Below we extract the endpoints and convert them to the multiprecision library.
mp.prec = 106
a = mp.mpf(x.a)
b = mp.mpf(x.b)
print(f'a={a} and b={b}')
Let's say we want the digits of precision in a string. We can use the mp.nstr(n) function to convert a multiprecision number to a string with n significant digits. You can learn about this function using the following in Jupyter:
mp.nstr?
Below we use mp.nstr to convert the left endpoint into a string representation with 30 digits of precision.
a_str = mp.nstr(a,30)
a_str
You can see there really are 30 digits of precision because len(a_str)=32. (The two leading characters '0.' are not significant digits and so don't contribute to the precision.)
len(a_str)
We do the same with the right endpoint below.
b_str = mp.nstr(b,30)
b_str
len(b_str)
Below we check that the two approxmations agree.
a_str == b_str
The above check was probably unneccessary given our knowledge about the length of the interval, but makes it clear that the common string is a good answer to our question.
Remark: Suppose we are trying to approximate say $\pi$ to four significant digits.
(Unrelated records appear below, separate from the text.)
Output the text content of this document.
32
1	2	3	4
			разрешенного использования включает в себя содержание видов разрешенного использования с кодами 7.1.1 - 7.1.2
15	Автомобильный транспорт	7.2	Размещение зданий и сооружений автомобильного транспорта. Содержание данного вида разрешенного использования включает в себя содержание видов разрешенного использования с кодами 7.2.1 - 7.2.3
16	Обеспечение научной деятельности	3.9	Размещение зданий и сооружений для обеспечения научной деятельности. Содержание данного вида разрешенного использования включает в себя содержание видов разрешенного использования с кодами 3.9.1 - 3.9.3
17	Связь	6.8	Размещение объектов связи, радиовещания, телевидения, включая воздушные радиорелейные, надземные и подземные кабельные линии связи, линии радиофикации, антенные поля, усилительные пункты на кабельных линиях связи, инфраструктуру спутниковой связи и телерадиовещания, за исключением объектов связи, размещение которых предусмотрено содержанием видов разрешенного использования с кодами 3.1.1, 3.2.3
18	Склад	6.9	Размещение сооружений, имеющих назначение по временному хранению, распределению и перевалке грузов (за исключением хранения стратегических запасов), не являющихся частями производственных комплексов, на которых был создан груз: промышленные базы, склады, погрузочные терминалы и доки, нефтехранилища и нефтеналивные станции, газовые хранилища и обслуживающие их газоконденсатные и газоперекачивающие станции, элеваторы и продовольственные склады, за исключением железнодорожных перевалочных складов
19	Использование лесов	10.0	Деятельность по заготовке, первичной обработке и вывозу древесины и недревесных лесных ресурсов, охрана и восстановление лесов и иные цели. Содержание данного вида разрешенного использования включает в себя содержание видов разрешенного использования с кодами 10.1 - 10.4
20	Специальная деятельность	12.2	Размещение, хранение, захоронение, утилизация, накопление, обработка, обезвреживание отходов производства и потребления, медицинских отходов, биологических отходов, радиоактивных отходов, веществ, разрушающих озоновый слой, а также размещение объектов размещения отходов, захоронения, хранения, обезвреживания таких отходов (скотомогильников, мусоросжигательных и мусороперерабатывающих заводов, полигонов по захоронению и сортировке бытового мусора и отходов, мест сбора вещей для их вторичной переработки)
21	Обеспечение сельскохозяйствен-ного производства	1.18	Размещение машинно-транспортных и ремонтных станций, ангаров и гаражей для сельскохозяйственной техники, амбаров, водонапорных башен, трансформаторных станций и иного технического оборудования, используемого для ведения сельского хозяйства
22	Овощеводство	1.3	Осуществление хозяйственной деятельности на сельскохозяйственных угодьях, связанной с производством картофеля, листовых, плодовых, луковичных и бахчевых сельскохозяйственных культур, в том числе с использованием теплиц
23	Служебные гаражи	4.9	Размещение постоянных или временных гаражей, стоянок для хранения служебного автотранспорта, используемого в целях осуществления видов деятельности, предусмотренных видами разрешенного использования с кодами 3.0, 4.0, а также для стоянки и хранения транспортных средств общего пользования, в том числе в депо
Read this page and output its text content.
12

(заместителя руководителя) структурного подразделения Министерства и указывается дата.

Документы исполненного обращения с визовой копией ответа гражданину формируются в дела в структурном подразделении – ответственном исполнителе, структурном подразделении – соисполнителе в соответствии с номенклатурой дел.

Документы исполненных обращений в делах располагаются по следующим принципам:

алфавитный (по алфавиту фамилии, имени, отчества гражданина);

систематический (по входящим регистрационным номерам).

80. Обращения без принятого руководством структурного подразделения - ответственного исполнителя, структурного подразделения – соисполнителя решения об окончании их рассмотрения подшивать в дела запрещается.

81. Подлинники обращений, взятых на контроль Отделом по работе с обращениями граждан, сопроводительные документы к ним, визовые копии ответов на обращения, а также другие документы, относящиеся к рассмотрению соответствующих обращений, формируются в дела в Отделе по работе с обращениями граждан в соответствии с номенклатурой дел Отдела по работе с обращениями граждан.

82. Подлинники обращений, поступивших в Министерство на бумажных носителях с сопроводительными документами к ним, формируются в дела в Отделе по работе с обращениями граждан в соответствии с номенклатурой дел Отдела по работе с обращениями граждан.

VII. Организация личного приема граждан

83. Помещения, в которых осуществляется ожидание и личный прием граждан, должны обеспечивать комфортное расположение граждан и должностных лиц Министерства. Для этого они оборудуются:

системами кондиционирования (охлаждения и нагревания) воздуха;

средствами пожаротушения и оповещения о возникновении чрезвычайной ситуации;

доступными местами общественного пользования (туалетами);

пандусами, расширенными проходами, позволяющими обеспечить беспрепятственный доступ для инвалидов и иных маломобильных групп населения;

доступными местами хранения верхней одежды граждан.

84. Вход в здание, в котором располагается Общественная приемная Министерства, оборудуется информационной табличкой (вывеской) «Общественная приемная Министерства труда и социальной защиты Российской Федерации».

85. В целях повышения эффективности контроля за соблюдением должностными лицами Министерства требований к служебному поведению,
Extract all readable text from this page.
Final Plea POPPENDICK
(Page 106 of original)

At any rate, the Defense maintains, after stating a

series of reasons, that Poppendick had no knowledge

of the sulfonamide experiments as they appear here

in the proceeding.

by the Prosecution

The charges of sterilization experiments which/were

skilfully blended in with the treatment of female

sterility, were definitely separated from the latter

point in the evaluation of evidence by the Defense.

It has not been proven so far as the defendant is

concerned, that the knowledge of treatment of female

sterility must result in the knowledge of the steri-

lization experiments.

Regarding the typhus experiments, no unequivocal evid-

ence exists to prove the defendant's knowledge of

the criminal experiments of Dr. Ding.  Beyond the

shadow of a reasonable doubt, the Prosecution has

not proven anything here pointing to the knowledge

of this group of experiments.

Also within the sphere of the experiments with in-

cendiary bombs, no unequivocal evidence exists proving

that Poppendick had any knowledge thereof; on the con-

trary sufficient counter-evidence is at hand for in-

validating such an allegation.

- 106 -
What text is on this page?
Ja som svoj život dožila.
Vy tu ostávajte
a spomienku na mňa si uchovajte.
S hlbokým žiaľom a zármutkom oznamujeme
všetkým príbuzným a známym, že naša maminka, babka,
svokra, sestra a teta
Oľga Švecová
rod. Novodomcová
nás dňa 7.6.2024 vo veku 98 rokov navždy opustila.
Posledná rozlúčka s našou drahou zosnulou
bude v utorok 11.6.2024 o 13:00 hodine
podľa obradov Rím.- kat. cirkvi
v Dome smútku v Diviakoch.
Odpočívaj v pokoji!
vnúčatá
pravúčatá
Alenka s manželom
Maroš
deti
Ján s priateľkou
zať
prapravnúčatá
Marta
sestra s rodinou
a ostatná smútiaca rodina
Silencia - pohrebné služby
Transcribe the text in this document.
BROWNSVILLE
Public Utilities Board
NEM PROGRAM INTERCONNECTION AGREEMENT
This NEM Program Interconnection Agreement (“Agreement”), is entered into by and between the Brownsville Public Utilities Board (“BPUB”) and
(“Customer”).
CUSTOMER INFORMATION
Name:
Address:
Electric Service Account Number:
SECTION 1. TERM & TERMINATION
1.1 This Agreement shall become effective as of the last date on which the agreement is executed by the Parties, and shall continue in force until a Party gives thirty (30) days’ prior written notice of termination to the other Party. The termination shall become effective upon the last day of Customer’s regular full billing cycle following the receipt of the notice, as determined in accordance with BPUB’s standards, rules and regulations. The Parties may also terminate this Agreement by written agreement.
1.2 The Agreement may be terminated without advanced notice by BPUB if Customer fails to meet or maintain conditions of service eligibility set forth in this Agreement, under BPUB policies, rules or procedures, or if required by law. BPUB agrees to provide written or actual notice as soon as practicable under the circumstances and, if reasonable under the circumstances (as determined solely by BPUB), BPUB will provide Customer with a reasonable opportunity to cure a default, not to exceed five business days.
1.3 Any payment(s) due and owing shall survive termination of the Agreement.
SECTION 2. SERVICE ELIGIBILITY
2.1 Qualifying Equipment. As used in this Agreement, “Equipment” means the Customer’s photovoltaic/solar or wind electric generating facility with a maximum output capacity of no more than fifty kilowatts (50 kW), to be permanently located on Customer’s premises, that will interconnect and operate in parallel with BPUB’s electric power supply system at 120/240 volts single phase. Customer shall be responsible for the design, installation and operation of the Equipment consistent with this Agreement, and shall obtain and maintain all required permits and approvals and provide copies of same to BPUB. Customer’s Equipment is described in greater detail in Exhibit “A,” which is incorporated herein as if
Since the most significant digit is in the ones place, the fourth most significant digit would be the thousandths place. So, we might try to compute an interval containing $\pi$ such that the length of the interval is less than $10^{-3}$. Since $\pi=3.14159\ldots$, the interval $[3.1413, 3.1417]$ is a possible outcome. But in this case the lower interval will round to $3.141$ while the upper one rounds to $3.142$. The issue is that the interval contains the point halfway between $3.141$ and $3.142$. But, both $3.141$ and $3.142$ are accurate to four significant digits since $\pi$ differs by less than $10^{-3}$ from each.
In general, there might be two approximations to a fixed number of significant digits. The two valid approximations will differ by increasing or decreasing the least signficant digit by one.
The example of $\pi$ is illustrated below.
iv.prec = 13 # number of bits of precision
pi = iv.pi
pi
pi.delta < 10**-3
mp.nstr(mp.mpf(pi.a), 4)
mp.nstr(mp.mpf(pi.b), 4)
Mainly, interval arithmetic is useful to rule out the possibility of accumulation of errors due to rounding in operations. It also is useful for computing mathematical quantities to a desired accuracy.